• The other option might be to get some discs laser cut that have a much larger surface area and can radiate the heat out more ably than a standard 203mm disc.

    What we need is a Man of Science to work out the energy generated by a spirited descent of Ventoux by a laden tandem.

    On my cycle to Excel last night I'd been imagining how we might use a magnetic drag brake as seen in (for e.g.) turbo trainers - they seem to have no issue generating 300 watts of retardation for an hour without cooking themselves. Lot of mass there, of course.

  • What we need is a Man of Science to work out the energy generated by a spirited descent of Ventoux by a laden tandem.

    Right then

    The major component of this would be kinetic energy (rather than the component of gravitational potential energy you are resisting by going down a slope), so lets estimate this.
    Assume m = 175kg (tandem, two riders, loaded)
    At thirty five miles an hour, v = 15m/s approx.
    Kinetic energy = 1/2 m * v squared
    = circa 19,700 joules (or Watt-seconds)

    If you wanted to stop all of this dead in ten seconds, you'd need to apply 1970 watts.
    Or five seconds, 3940 watts.

    #fridayscience
    #flamestorm
    #caveatemptor

  • Assume m = 175kg (two riders)

    That sounds about right for my tandem. A loaded touring tandem could easily be 50kg over the bare rider mass without even considering camping.

  • What we need is a Man of Science to work out the energy generated by a spirited descent of Ventoux by a laden tandem.
    Right then

    The major component of this would be kinetic energy (rather than the component of gravitational potential energy you are resisting by going down a slope), so lets estimate this.
    Assume m = 175kg (tandem, two riders, loaded)
    At thirty five miles an hour, v = 15m/s approx.
    Kinetic energy = 1/2 m * v squared
    = circa 19,700 joules (or Watt-seconds)

    If you wanted to stop all of this dead in ten seconds, you'd need to apply 1970 watts.
    Or five seconds, 3940 watts.

    #fridayscience
    #flamestorm
    #caveatemptor

    My understanding* is that peak loads are not a problem per-se, disc brakes are pretty good at dealing with big decelerations (albeit, not again and again and again), it's the desire to have a brake constantly applied to keep speeds within a certain range where discs start to run out of answers as they generate more heat than the system can radiate away.

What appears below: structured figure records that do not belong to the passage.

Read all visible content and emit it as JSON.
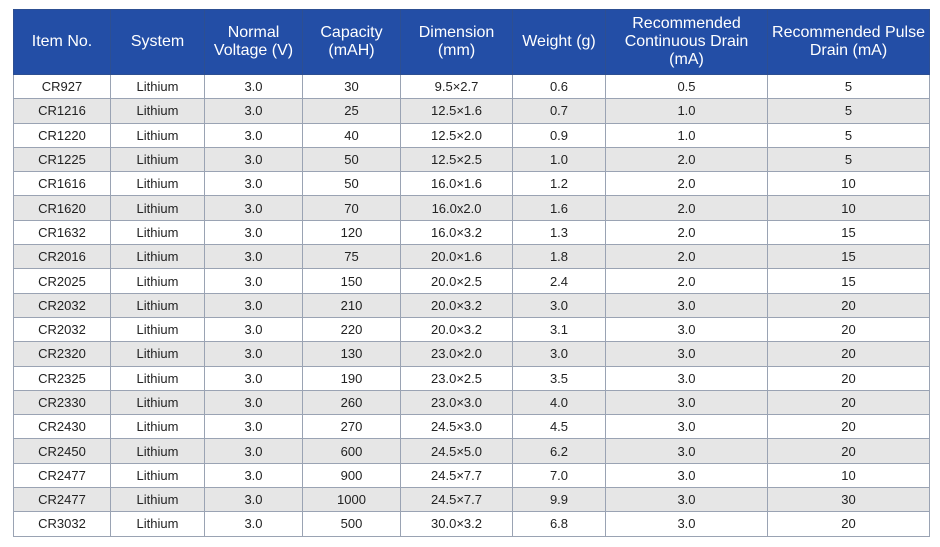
{
  "table": {
    "headers": [
      "Item No.",
      "System",
      "Normal Voltage (V)",
      "Capacity (mAH)",
      "Dimension (mm)",
      "Weight (g)",
      "Recommended Continuous Drain (mA)",
      "Recommended Pulse Drain (mA)"
    ],
    "rows": [
      [
        "CR927",
        "Lithium",
        "3.0",
        "30",
        "9.5×2.7",
        "0.6",
        "0.5",
        "5"
      ],
      [
        "CR1216",
        "Lithium",
        "3.0",
        "25",
        "12.5×1.6",
        "0.7",
        "1.0",
        "5"
      ],
      [
        "CR1220",
        "Lithium",
        "3.0",
        "40",
        "12.5×2.0",
        "0.9",
        "1.0",
        "5"
      ],
      [
        "CR1225",
        "Lithium",
        "3.0",
        "50",
        "12.5×2.5",
        "1.0",
        "2.0",
        "5"
      ],
      [
        "CR1616",
        "Lithium",
        "3.0",
        "50",
        "16.0×1.6",
        "1.2",
        "2.0",
        "10"
      ],
      [
        "CR1620",
        "Lithium",
        "3.0",
        "70",
        "16.0x2.0",
        "1.6",
        "2.0",
        "10"
      ],
      [
        "CR1632",
        "Lithium",
        "3.0",
        "120",
        "16.0×3.2",
        "1.3",
        "2.0",
        "15"
      ],
      [
        "CR2016",
        "Lithium",
        "3.0",
        "75",
        "20.0×1.6",
        "1.8",
        "2.0",
        "15"
      ],
      [
        "CR2025",
        "Lithium",
        "3.0",
        "150",
        "20.0×2.5",
        "2.4",
        "2.0",
        "15"
      ],
      [
        "CR2032",
        "Lithium",
        "3.0",
        "210",
        "20.0×3.2",
        "3.0",
        "3.0",
        "20"
      ],
      [
        "CR2032",
        "Lithium",
        "3.0",
        "220",
        "20.0×3.2",
        "3.1",
        "3.0",
        "20"
      ],
      [
        "CR2320",
        "Lithium",
        "3.0",
        "130",
        "23.0×2.0",
        "3.0",
        "3.0",
        "20"
      ],
      [
        "CR2325",
        "Lithium",
        "3.0",
        "190",
        "23.0×2.5",
        "3.5",
        "3.0",
        "20"
      ],
      [
        "CR2330",
        "Lithium",
        "3.0",
        "260",
        "23.0×3.0",
        "4.0",
        "3.0",
        "20"
      ],
      [
        "CR2430",
        "Lithium",
        "3.0",
        "270",
        "24.5×3.0",
        "4.5",
        "3.0",
        "20"
      ],
      [
        "CR2450",
        "Lithium",
        "3.0",
        "600",
        "24.5×5.0",
        "6.2",
        "3.0",
        "20"
      ],
      [
        "CR2477",
        "Lithium",
        "3.0",
        "900",
        "24.5×7.7",
        "7.0",
        "3.0",
        "10"
      ],
      [
        "CR2477",
        "Lithium",
        "3.0",
        "1000",
        "24.5×7.7",
        "9.9",
        "3.0",
        "30"
      ],
      [
        "CR3032",
        "Lithium",
        "3.0",
        "500",
        "30.0×3.2",
        "6.8",
        "3.0",
        "20"
      ]
    ]
  }
}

    At which point the fluid can start to boil and goodbye to the brake until things cool down again.

    So we're not looking for a dead stop, we're looking at applying (say) 500 watts opposed to the direction of travel, as it were.

    Or to put it another way, venting 500 watts worth of kinetic energy as heat.

    *Which may be wrong

  • The major component of this would be kinetic energy (rather than the component of gravitational potential energy you are resisting by going down a slope), so lets estimate this.

    Good science but let's try and account for GPE (neglecting air resistance first, but then trying to approximate that).

    175kg going down a 10% hill at 35mph (v=15m/s), so they are losing elevation at a rate of 1.5m/s.

    So the GPE difference for 1.5m elevation difference is 175 * 1.5 * 9.8 = 2572J, since this is per second it's a healthy 2572W.

    Of course, some of the energy 'gained' from GPE is eaten up by air resistance and rolling resistance.

    A quick play with http://www.kreuzotter.de/english/espeed.htm shows that you'd need 520W to power a tandem with a total weight of 175kg along at 54kph (15m/s), so that is a reasonable approximation as to how much power will be sapped by air resistance and rolling resistance at 15m/s.

    This leaves ~2000W that needs to be constantly dissipated (without overheating) in order to keep the speed at a constant 35mph down a 10% hill for a 175kg tandem. Oof.